И он продолжал заниматься фехтованием даже после того, как обнаружил, что существует еще один, совершенно неожиданный метод гасить в себе неизмеримо разросшуюся агрессивность, метод, для применения которого не требуется ни партнер, ни тренер.
19. НЫНЕ: ВЕК 76, ЛЕТО 2, ЧЕРВЕНЬ
Утром в шестерницу Репне пришлось встать в обычное время: в связи с наплывом паломников дни отдыха на этой седмице были отменены.
Спать хотелось нещадно. А кроме того, лежала на душе полная безысходность — словно вечер вчера завершился грандиозной попойкой, во время которой потребляли исключительно дешевую водку. И, чтобы привести себя в порядок, пришлось вылить на макушку целое ведро холодной воды.
Сон опосля этого улетел, как деньги в кабаке. Но ощущение совершеннейшей безысходности улетать не желало — видно, такая монета в кабаке жизни спросом не пользовалась. С безысходностью надо было свыкаться, и, совершая привычные утренние дела, Репня стал раздумывать над тем, что он натворил. Конечно, с занятием этим он опоздал почти на полсуток — думать надо было вчера, но что сделано — то сделано. Значит, Мокошь иного ему не оставила.
В конце концов, тому, что он пронесся по вечернему городу, ничего не замечая вокруг себя, удивляться не приходится — все мысли его были там, в проклятом особняке Света Смороды, чтоб Велес взял и его самого, и эту сучку! Он вспомнил «гостеприимство» чародеевой узницы и содрогнулся.
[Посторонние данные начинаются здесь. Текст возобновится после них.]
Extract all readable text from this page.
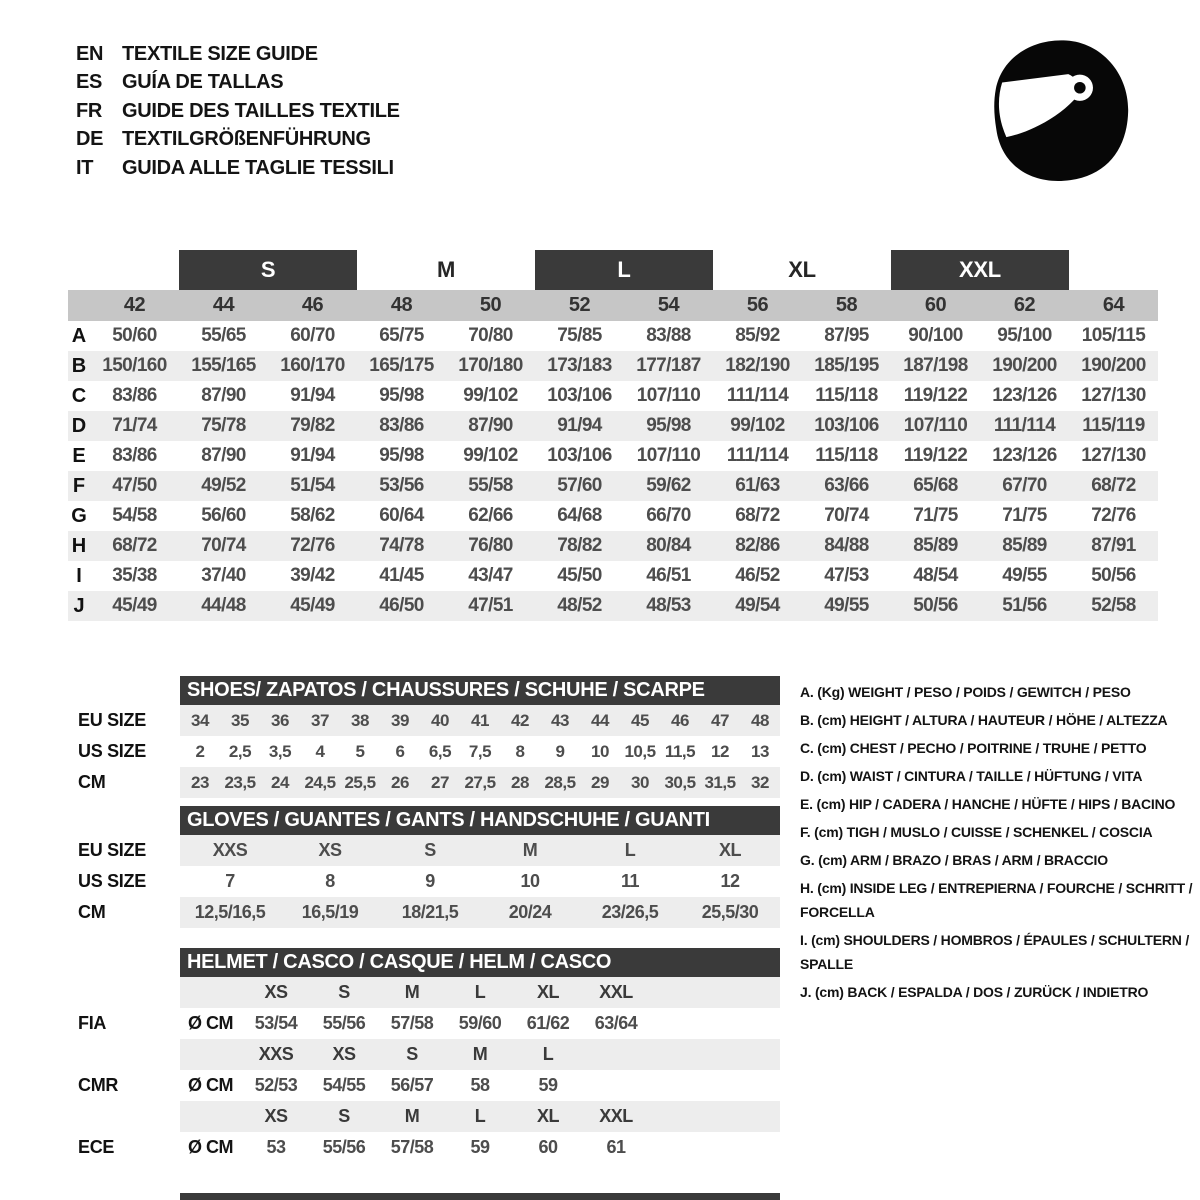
EN TEXTILE SIZE GUIDE
ES GUÍA DE TALLAS
FR GUIDE DES TAILLES TEXTILE
DE TEXTILGRÖßENFÜHRUNG
IT	GUIDA ALLE TAGLIE TESSILI
S	M	L	XL	XXL
42	44	46	48	50	52	54	56	58	60	62	64
A	50/60	55/65	60/70	65/75	70/80	75/85	83/88	85/92	87/95	90/100	95/100	105/115
B 150/160	155/165	160/170	165/175	170/180	173/183	177/187	182/190	185/195	187/198	190/200	190/200
C	83/86	87/90	91/94	95/98	99/102	103/106	107/110	111/114	115/118	119/122	123/126	127/130
D	71/74	75/78	79/82	83/86	87/90	91/94	95/98	99/102	103/106	107/110	111/114	115/119
E	83/86	87/90	91/94	95/98	99/102	103/106	107/110	111/114	115/118	119/122	123/126	127/130
F	47/50	49/52	51/54	53/56	55/58	57/60	59/62	61/63	63/66	65/68	67/70	68/72
G	54/58	56/60	58/62	60/64	62/66	64/68	66/70	68/72	70/74	71/75	71/75	72/76
H	68/72	70/74	72/76	74/78	76/80	78/82	80/84	82/86	84/88	85/89	85/89	87/91
I	35/38	37/40	39/42	41/45	43/47	45/50	46/51	46/52	47/53	48/54	49/55	50/56
J	45/49	44/48	45/49	46/50	47/51	48/52	48/53	49/54	49/55	50/56	51/56	52/58
SHOES/ ZAPATOS / CHAUSSURES / SCHUHE / SCARPE
EU SIZE	34	35	36	37	38	39	40	41	42	43	44	45	46	47	48
US SIZE	2	2,5	3,5	4	5	6	6,5	7,5	8	9	10 10,5 11,5 12	13
CM	23 23,5 24 24,5 25,5 26	27 27,5 28 28,5 29	30 30,5 31,5 32
GLOVES / GUANTES / GANTS / HANDSCHUHE / GUANTI
EU SIZE	XXS	XS	S	M	L	XL
US SIZE	7	8	9	10	11	12
CM	12,5/16,5	16,5/19	18/21,5	20/24	23/26,5	25,5/30
HELMET / CASCO / CASQUE / HELM / CASCO
XS	S	M	L	XL	XXL
FIA	Ø CM	53/54	55/56	57/58	59/60	61/62	63/64
XXS	XS	S	M	L
CMR	Ø CM	52/53	54/55	56/57	58	59
XS	S	M	L	XL	XXL
ECE	Ø CM	53	55/56	57/58	59	60	61

A. (Kg) WEIGHT / PESO / POIDS / GEWITCH / PESO

B. (cm) HEIGHT / ALTURA / HAUTEUR / HÖHE / ALTEZZA

C. (cm) CHEST / PECHO / POITRINE / TRUHE / PETTO

D. (cm) WAIST / CINTURA / TAILLE / HÜFTUNG / VITA

E. (cm) HIP / CADERA / HANCHE / HÜFTE / HIPS / BACINO

F. (cm) TIGH / MUSLO / CUISSE / SCHENKEL / COSCIA

G. (cm) ARM / BRAZO / BRAS / ARM / BRACCIO

H. (cm) INSIDE LEG / ENTREPIERNA / FOURCHE / SCHRITT / FORCELLA

I. (cm) SHOULDERS / HOMBROS / ÉPAULES / SCHULTERN / SPALLE

J. (cm) BACK / ESPALDA / DOS / ZURÜCK / INDIETRO
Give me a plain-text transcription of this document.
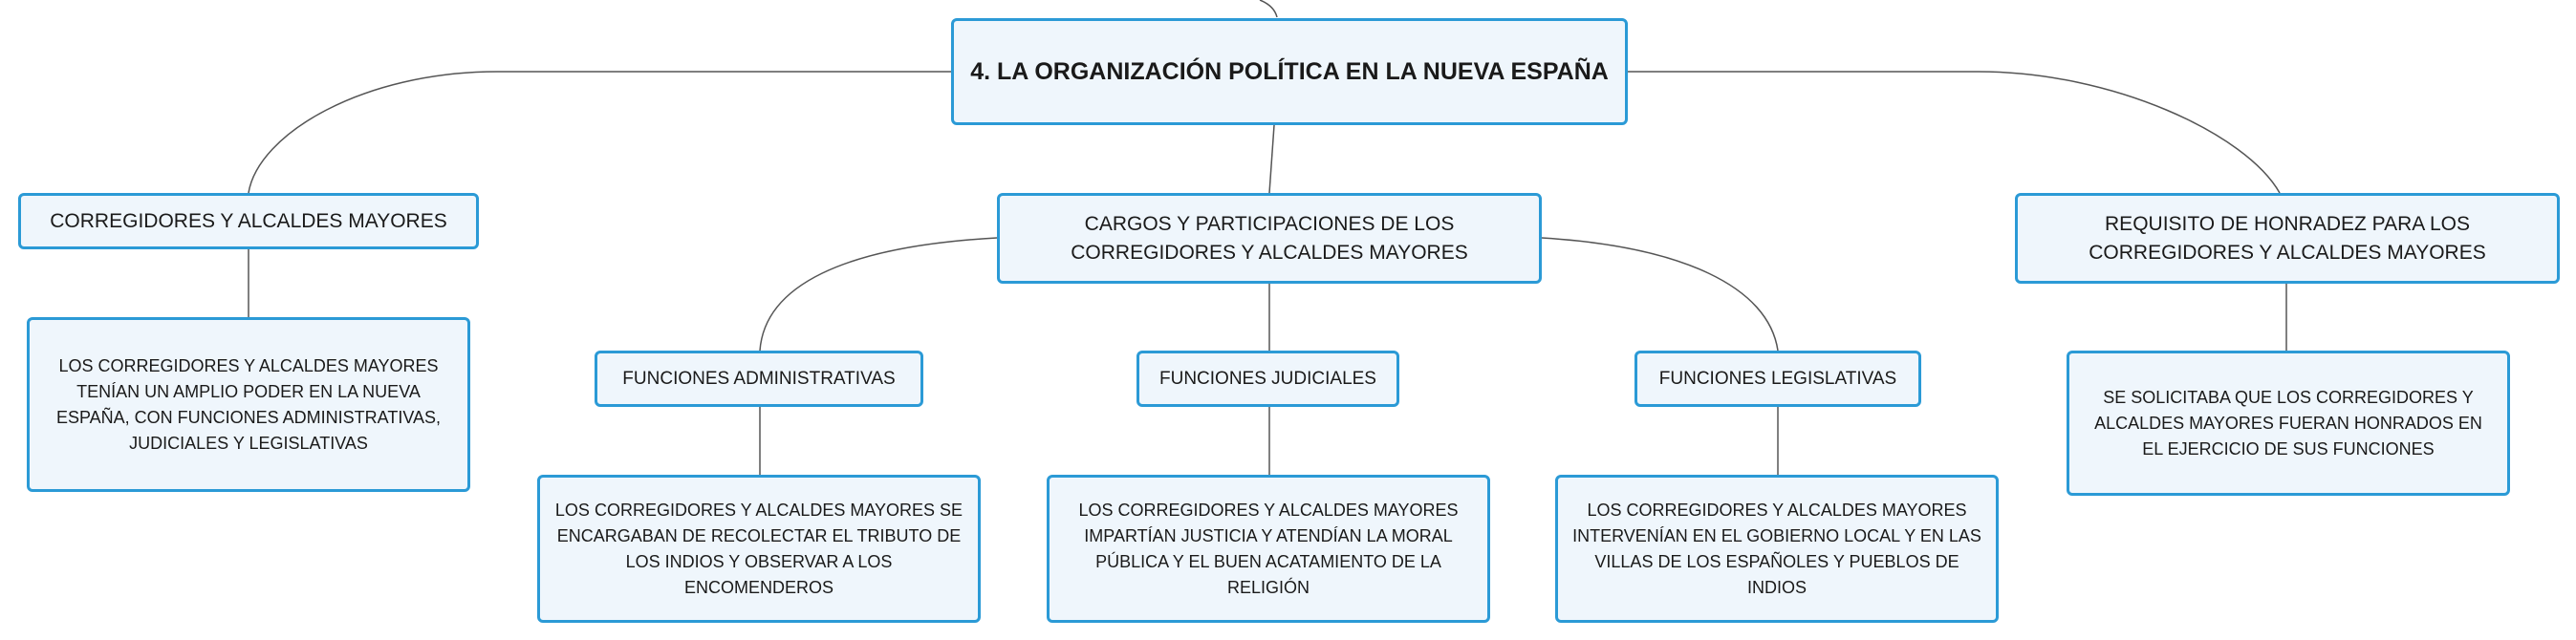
4. LA ORGANIZACIÓN POLÍTICA EN LA NUEVA ESPAÑA
CORREGIDORES Y ALCALDES MAYORES
LOS CORREGIDORES Y ALCALDES MAYORES TENÍAN UN AMPLIO PODER EN LA NUEVA ESPAÑA, CON FUNCIONES ADMINISTRATIVAS, JUDICIALES Y LEGISLATIVAS
CARGOS Y PARTICIPACIONES DE LOS CORREGIDORES Y ALCALDES MAYORES
FUNCIONES ADMINISTRATIVAS
LOS CORREGIDORES Y ALCALDES MAYORES SE ENCARGABAN DE RECOLECTAR EL TRIBUTO DE LOS INDIOS Y OBSERVAR A LOS ENCOMENDEROS
FUNCIONES JUDICIALES
LOS CORREGIDORES Y ALCALDES MAYORES IMPARTÍAN JUSTICIA Y ATENDÍAN LA MORAL PÚBLICA Y EL BUEN ACATAMIENTO DE LA RELIGIÓN
FUNCIONES LEGISLATIVAS
LOS CORREGIDORES Y ALCALDES MAYORES INTERVENÍAN EN EL GOBIERNO LOCAL Y EN LAS VILLAS DE LOS ESPAÑOLES Y PUEBLOS DE INDIOS
REQUISITO DE HONRADEZ PARA LOS CORREGIDORES Y ALCALDES MAYORES
SE SOLICITABA QUE LOS CORREGIDORES Y ALCALDES MAYORES FUERAN HONRADOS EN EL EJERCICIO DE SUS FUNCIONES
Как она могла, как посмела обойтись с ним столь неподобающим образом! Ну не нравится вам мужчина, так скажите об этом. Зачем же сразу за колдовство хвататься? Эдак, сударыня, и до Ночи недалеко. Если бы каждый волшебник обрушивал на всякого не нравящегося ему человека колдовскую дубину, мир бы давно рухнул. Ваше счастье, сударыня, что вы находитесь в этаком подвешенном состоянии! Ваше счастье, что не отвечаете перед законом за свои действия — во всяком случае, обычным порядком! Будь вы практикующей словенской колдуньей, я тут же подал бы на вас жалобу, и быть бы вам на заседании Контрольной комиссии. А там бы мы еще посмотрели, довелось бы вам колдовать впредь!.. Впрочем, об этом же он думал и вчера. Мысли были практически те же самые, словно его разум ходил по замкнутому кругу.
Репня помотал головой и попытался вспомнить все дальнейшее.
Он сумел взять себя в руки лишь возле ворот своего дома. С недоумением оглянулся, словно не понимая, как здесь очутился. Сел на стоящую около дома скамеечку, перевел дух и только тут обратил внимание на то, что в его правом кулаке зажат какой-то предмет. Разжал персты — на ладони лежала маленькая голубая пуговичка. Удивленно посмотрел на нее, зачем-то понюхал.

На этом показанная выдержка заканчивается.